Every engineering team has a project manager; some have more than one. In fact, the teams who claim to have no project managers actually have the most: everyone on that team is a project manager.
This isn't necessarily a bad thing. When your company is 5-10 people and you all work next to each other, it's easy for everyone to stay on top of the pipeline. You might use GitHub issues, or Trello, and if you need to collaborate on a feature, you can sit down and talk about it all day. If there is a hard deadline on something, everyone is aware of it. When working like this, the task of project management is split democratically, and everyone can process the relatively small stream of information they need.
But as this stream gets larger, your team won't be able to handle the load effectively without more time or expertise. GitHub notifications go ignored, emails are never sent or replied to, and oops!, your API is sending seconds instead of milliseconds. Or, worse, you built a feature none of your clients actually needs.
The natural reaction at these moments is for everyone to alternate between saying, “I need to get better at remembering these things,” and, “You need to tell me when something like this changes!” After a couple of these meetings, everyone is rightfully annoyed, and they all vow to add more reminders to their calendar, take notes at scrum, and beef up their to-do list. They fight against their nature, adding more and more interruptions into their productive time.

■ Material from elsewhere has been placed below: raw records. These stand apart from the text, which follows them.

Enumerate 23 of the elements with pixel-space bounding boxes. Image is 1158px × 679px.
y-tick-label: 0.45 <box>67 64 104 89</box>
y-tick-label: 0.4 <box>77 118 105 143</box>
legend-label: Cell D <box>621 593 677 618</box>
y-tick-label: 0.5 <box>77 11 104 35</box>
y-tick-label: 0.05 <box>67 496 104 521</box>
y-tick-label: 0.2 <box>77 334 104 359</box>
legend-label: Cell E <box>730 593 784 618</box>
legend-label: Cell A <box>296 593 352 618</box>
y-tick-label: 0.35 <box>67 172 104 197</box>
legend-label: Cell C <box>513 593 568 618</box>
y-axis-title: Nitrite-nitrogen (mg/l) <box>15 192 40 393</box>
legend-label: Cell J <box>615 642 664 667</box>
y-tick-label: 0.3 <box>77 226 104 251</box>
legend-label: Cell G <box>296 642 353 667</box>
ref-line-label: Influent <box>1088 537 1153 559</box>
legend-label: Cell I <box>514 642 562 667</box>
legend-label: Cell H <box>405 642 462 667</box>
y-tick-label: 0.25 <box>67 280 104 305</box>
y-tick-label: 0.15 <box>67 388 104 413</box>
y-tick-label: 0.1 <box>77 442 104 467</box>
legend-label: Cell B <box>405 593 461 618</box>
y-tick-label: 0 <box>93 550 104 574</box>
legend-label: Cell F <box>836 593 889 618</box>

The reason this inevitably fails is because these management tasks feel like time sinks, busywork, or distractions. Everyone agrees they are necessary, but when they are alone at their desks, they feel like they aren't getting as much done as they used to, and all those damn meetings and emails are just bureaucracy. The distributed project management structure has hit its breaking point, and now an annoying, inefficient system is interfering with your team's core responsibilities and passions.
One piece of advice that has always stuck with me is, “don't do things the hard way.” Don't try to fix or overcome something through sheer willpower – instead, find the easiest and most resistance-free path to your goal. For some teams, that's ad-hoc project management. For teams having the issues I described, the easiest path is likely consolidation. Take all the responsibilities of keeping track of features, integrations, and deadlines, and put them all in one place. Find someone who can do this (not someone who hates it!) and let them handle it for the whole team. This means designating or hiring someone as the project manager, and allocating at least 50% of their time for these tasks.
I've gone through this process a couple of times now, and the best way I've heard project managers described is as the “grease” of a company. You already have all the parts in place and doing their job; the project manager is there to make sure energy is transferred as efficiently and losslessly as possible.